The problem for the traditionalists is that they are defending what may be only a logical possibility. If same-sex marriage is recognized, marriage cannot be about specialization; if it is not recognized, then marriage can be about specialization, but that does not mean that it is perceived to be so by the community at large. Once the dominant mode of hetero marriage is the commitment to love, marriage no longer sends the message of a commitment to specialize, even if only heteros are allowed to do it. So, to the extent that shift has occurred, the traditionalists have lost the war, and same-sex marriage should be allowed. Politics is about such things as when an inflection point in perceptions of this sort has incurred, and the political process should be the place that the battle is fought.

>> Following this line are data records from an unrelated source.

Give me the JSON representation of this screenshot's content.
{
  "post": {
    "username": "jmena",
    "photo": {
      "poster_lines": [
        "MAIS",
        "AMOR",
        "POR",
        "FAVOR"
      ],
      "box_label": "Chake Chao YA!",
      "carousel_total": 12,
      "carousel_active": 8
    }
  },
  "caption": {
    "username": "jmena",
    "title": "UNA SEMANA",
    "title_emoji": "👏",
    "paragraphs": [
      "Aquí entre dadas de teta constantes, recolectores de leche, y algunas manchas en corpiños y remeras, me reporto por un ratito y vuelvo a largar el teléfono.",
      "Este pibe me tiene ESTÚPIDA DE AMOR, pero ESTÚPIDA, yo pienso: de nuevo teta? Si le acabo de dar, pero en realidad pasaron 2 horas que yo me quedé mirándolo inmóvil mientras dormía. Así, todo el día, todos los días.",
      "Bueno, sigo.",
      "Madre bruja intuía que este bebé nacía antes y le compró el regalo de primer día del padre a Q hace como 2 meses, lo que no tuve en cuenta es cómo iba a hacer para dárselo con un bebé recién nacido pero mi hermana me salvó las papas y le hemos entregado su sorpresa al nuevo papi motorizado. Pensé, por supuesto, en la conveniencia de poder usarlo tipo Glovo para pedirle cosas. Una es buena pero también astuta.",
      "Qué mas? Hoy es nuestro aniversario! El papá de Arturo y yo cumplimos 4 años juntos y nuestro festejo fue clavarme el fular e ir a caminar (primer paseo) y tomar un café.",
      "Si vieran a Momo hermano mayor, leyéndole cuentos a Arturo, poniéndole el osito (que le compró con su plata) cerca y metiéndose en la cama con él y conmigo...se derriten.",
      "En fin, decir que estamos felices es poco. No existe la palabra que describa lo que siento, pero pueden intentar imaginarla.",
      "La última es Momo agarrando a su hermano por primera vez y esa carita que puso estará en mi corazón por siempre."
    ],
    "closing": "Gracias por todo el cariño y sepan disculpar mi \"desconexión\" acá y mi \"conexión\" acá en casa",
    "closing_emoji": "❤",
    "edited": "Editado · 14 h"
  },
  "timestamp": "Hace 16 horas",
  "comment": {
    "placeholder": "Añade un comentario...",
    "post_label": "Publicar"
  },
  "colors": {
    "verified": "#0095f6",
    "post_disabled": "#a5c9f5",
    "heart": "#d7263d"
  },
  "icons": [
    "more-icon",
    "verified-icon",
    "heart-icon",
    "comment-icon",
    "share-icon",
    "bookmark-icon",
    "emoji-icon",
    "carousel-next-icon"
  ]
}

I do not see a Federal Constitutional right to same-sex marriage, at least not yet. Supporting sex-based specialization within its borders seems to me something a state ought to be able to do. I recognize how much such legal support looks like anti-miscegenation law, but looks can be deceiving. Race-based “specialization” (aka slavery and discrimination) and sex-based specialization have very different histories and political consequences. We have a national consensus on the former. Should one emerge on the latter, the political system will address it.
That consensus may even be expressed through public acceptance of a Supreme Court decision that there is a Constitutional right to same-sex marriage, although the legal niceties of such a decision seem to me mind-boggling. The jurisprudentially correct way of applying such a right would, I think, be a holding that hetero-only marriage laws discriminate against gays and so hetero-only marriage laws are unconstitutional. In such a case, the Court would not tell a state whom it must permit to marry, because the Court would then have to say what “marriage” entails. Rather, the Court would tell the states that it may not marry anyone if it will not marry same-sex couples. What the states do about that order would be up to them, but, in the meantime, the validity of all hetero marriages in hetero-only states would be suspect. I just don’t see the Court opening that can of worms.